Chiusano Photography
03/02/2026
In this post I am going to tie together two seemingly unrelated trends, namely AI and the resurgence of film photography.
The two trends could not seem further apart: in one, you click on some keys and a gigantic computer somewhere makes a picture for you, which you view on a screen; and in another you go through a series of physical steps, time-consuming steps at that, eventually ending with a tangible object, a photographic print on a medium made of wood fibers.
Is it not puzzling to wonder why both of these trends, which appear to be technological opposites, are growing at the same time?
I would argue that the one has created the demand for the other. While AI has made (or should I say “reduced”) photography to button clicks, it has also rebirthed the century-old practice of film photography, in which the process itself, with all of its chemicals and delays, provides a satisfaction of its own.
My studio went through the whole analog-to-digital transition, and in the commercial world today there isn’t much sense to shooting paying work on film. Digital capture and workflow is the way to go.

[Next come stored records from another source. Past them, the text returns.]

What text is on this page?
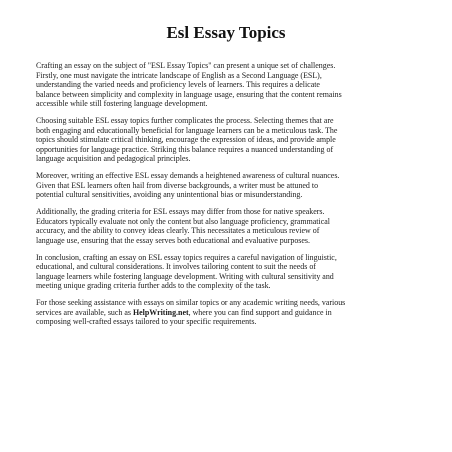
Esl Essay Topics

Crafting an essay on the subject of "ESL Essay Topics" can present a unique set of challenges.
Firstly, one must navigate the intricate landscape of English as a Second Language (ESL),
understanding the varied needs and proficiency levels of learners. This requires a delicate
balance between simplicity and complexity in language usage, ensuring that the content remains
accessible while still fostering language development.

Choosing suitable ESL essay topics further complicates the process. Selecting themes that are
both engaging and educationally beneficial for language learners can be a meticulous task. The
topics should stimulate critical thinking, encourage the expression of ideas, and provide ample
opportunities for language practice. Striking this balance requires a nuanced understanding of
language acquisition and pedagogical principles.

Moreover, writing an effective ESL essay demands a heightened awareness of cultural nuances.
Given that ESL learners often hail from diverse backgrounds, a writer must be attuned to
potential cultural sensitivities, avoiding any unintentional bias or misunderstanding.

Additionally, the grading criteria for ESL essays may differ from those for native speakers.
Educators typically evaluate not only the content but also language proficiency, grammatical
accuracy, and the ability to convey ideas clearly. This necessitates a meticulous review of
language use, ensuring that the essay serves both educational and evaluative purposes.

In conclusion, crafting an essay on ESL essay topics requires a careful navigation of linguistic,
educational, and cultural considerations. It involves tailoring content to suit the needs of
language learners while fostering language development. Writing with cultural sensitivity and
meeting unique grading criteria further adds to the complexity of the task.

For those seeking assistance with essays on similar topics or any academic writing needs, various
services are available, such as HelpWriting.net, where you can find support and guidance in
composing well-crafted essays tailored to your specific requirements.
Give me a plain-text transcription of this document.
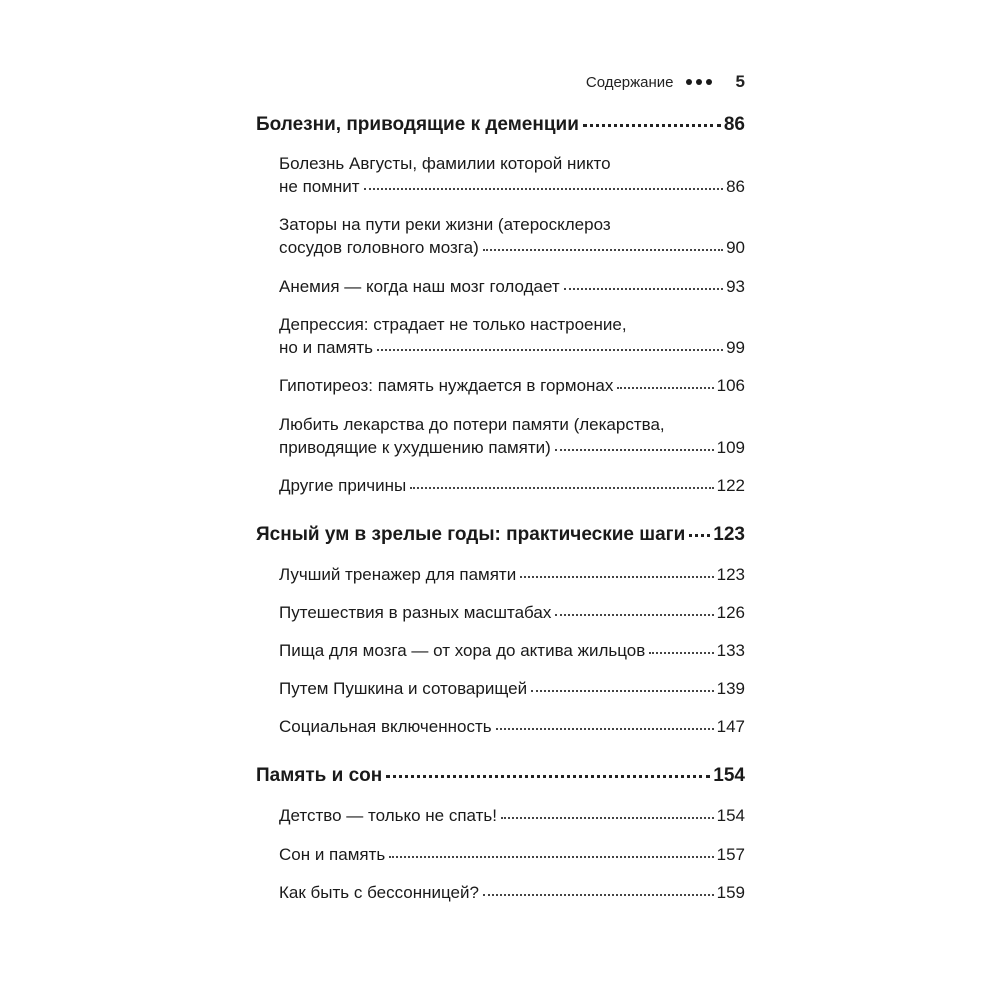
Содержание	5
Болезни, приводящие к деменции	86
Болезнь Августы, фамилии которой никто
не помнит	86
Заторы на пути реки жизни (атеросклероз
сосудов головного мозга)	90
Анемия — когда наш мозг голодает	93
Депрессия: страдает не только настроение,
но и память	99
Гипотиреоз: память нуждается в гормонах	106
Любить лекарства до потери памяти (лекарства,
приводящие к ухудшению памяти)	109
Другие причины	122
Ясный ум в зрелые годы: практические шаги 123
Лучший тренажер для памяти	123
Путешествия в разных масштабах	126
Пища для мозга — от хора до актива жильцов	133
Путем Пушкина и сотоварищей	139
Социальная включенность	147
Память и сон	154
Детство — только не спать!	154
Сон и память	157
Как быть с бессонницей?	159
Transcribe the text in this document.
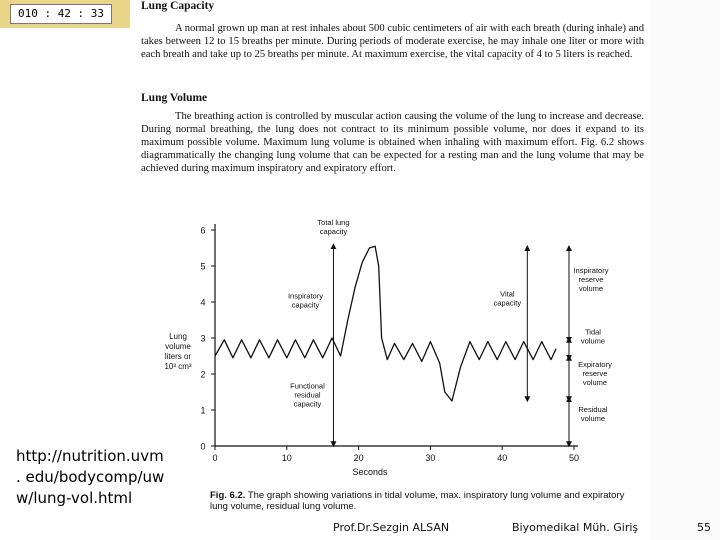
010 : 42 : 33
Lung Capacity

A normal grown up man at rest inhales about 500 cubic centimeters of air with each breath (during inhale) and takes between 12 to 15 breaths per minute. During periods of moderate exercise, he may inhale one liter or more with each breath and take up to 25 breaths per minute. At maximum exercise, the vital capacity of 4 to 5 liters is reached.

Lung Volume

The breathing action is controlled by muscular action causing the volume of the lung to increase and decrease. During normal breathing, the lung does not contract to its minimum possible volume, nor does it expand to its maximum possible volume. Maximum lung volume is obtained when inhaling with maximum effort. Fig. 6.2 shows diagrammatically the changing lung volume that can be expected for a resting man and the lung volume that may be achieved during maximum inspiratory and expiratory effort.

0
1
2
3
4
5
6
0	10	20	30	40	50
Seconds
Lung
volume
liters or
10³ cm³
Total lung
capacity
Inspiratory
capacity
Functional
residual
capacity
Vital
capacity
Inspiratory
reserve
volume
Tidal
volume
Expiratory
reserve
volume
Residual
volume
Fig. 6.2. The graph showing variations in tidal volume, max. inspiratory lung volume and expiratory lung volume, residual lung volume.
http://nutrition.uvm
. edu/bodycomp/uw
w/lung-vol.html
Prof.Dr.Sezgin ALSAN	Biyomedikal Müh. Giriş	55
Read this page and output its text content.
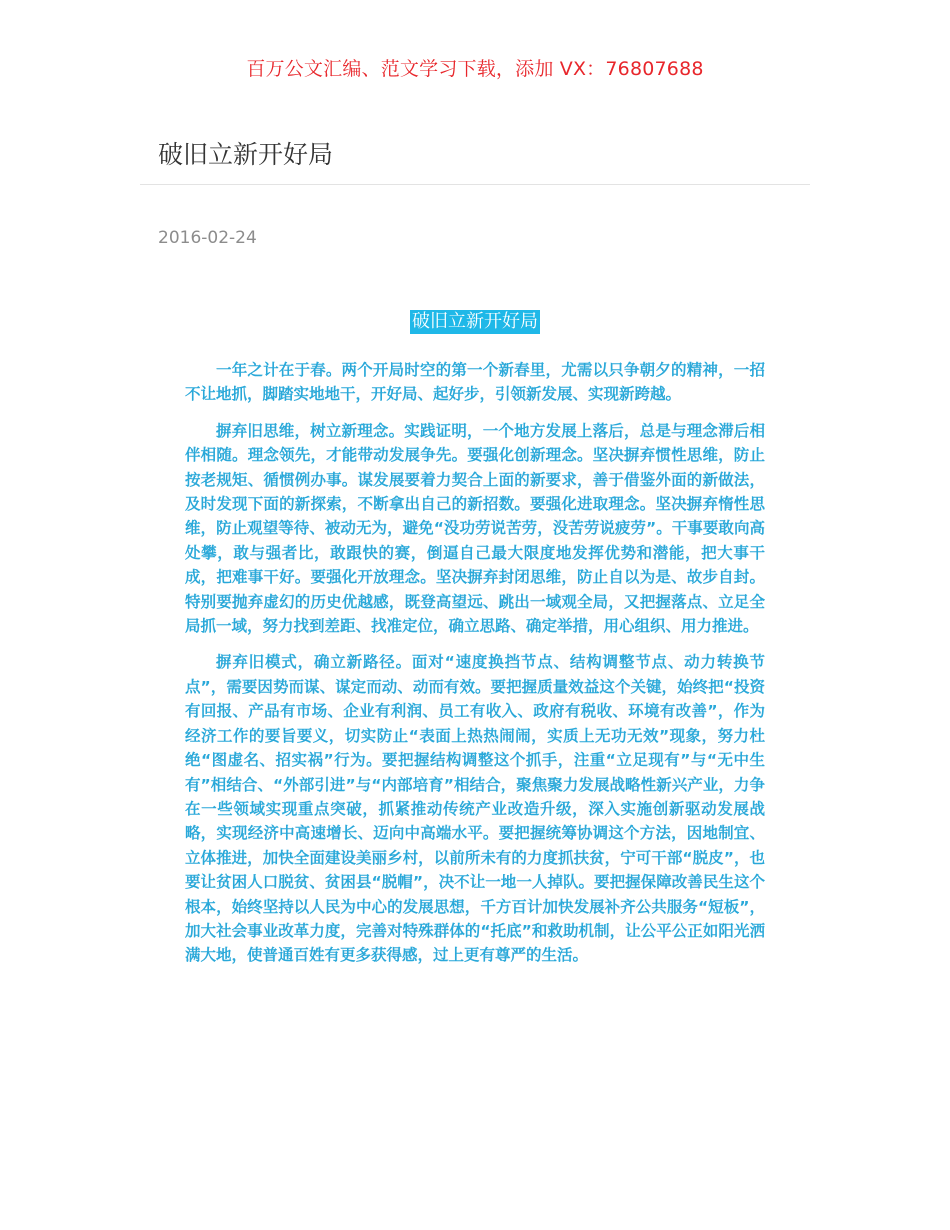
百万公文汇编、范文学习下载，添加 VX：76807688
破旧立新开好局
2016-02-24
破旧立新开好局

一年之计在于春。两个开局时空的第一个新春里，尤需以只争朝夕的精神，一招不让地抓，脚踏实地地干，开好局、起好步，引领新发展、实现新跨越。

摒弃旧思维，树立新理念。实践证明，一个地方发展上落后，总是与理念滞后相伴相随。理念领先，才能带动发展争先。要强化创新理念。坚决摒弃惯性思维，防止按老规矩、循惯例办事。谋发展要着力契合上面的新要求，善于借鉴外面的新做法，及时发现下面的新探索，不断拿出自己的新招数。要强化进取理念。坚决摒弃惰性思维，防止观望等待、被动无为，避免“没功劳说苦劳，没苦劳说疲劳”。干事要敢向高处攀，敢与强者比，敢跟快的赛，倒逼自己最大限度地发挥优势和潜能，把大事干成，把难事干好。要强化开放理念。坚决摒弃封闭思维，防止自以为是、故步自封。特别要抛弃虚幻的历史优越感，既登高望远、跳出一域观全局，又把握落点、立足全局抓一域，努力找到差距、找准定位，确立思路、确定举措，用心组织、用力推进。

摒弃旧模式，确立新路径。面对“速度换挡节点、结构调整节点、动力转换节点”，需要因势而谋、谋定而动、动而有效。要把握质量效益这个关键，始终把“投资有回报、产品有市场、企业有利润、员工有收入、政府有税收、环境有改善”，作为经济工作的要旨要义，切实防止“表面上热热闹闹，实质上无功无效”现象，努力杜绝“图虚名、招实祸”行为。要把握结构调整这个抓手，注重“立足现有”与“无中生有”相结合、“外部引进”与“内部培育”相结合，聚焦聚力发展战略性新兴产业，力争在一些领域实现重点突破，抓紧推动传统产业改造升级，深入实施创新驱动发展战略，实现经济中高速增长、迈向中高端水平。要把握统筹协调这个方法，因地制宜、立体推进，加快全面建设美丽乡村，以前所未有的力度抓扶贫，宁可干部“脱皮”，也要让贫困人口脱贫、贫困县“脱帽”，决不让一地一人掉队。要把握保障改善民生这个根本，始终坚持以人民为中心的发展思想，千方百计加快发展补齐公共服务“短板”，加大社会事业改革力度，完善对特殊群体的“托底”和救助机制，让公平公正如阳光洒满大地，使普通百姓有更多获得感，过上更有尊严的生活。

But now, I’m having a blast shooting film again, and going through all the messy steps of getting the image to a physical medium. In other words, the process itself is fun. Indeed, there seems to be a resurgence of interest in making pictures with antique, non-silver chemicals such as palladium printing, and building and using darkrooms and enlargers is also making a comeback. As the adage goes, “All things old are new again”.
An analogy might be the new trend of writing letters with pen and ink on fine letter paper. People have tired of email, it’s all junk mail anyway, so a handwritten note brings a nice feeling to both the writer and the recipient.
There’s a lesson here: we humans start to get uncomfortable when our tools and techniques diverge too far from what we can touch and feel, what is tangible. A digital image created by an AI program may be easy to make, but it always seems intangible, hence the renewed interest in film photography.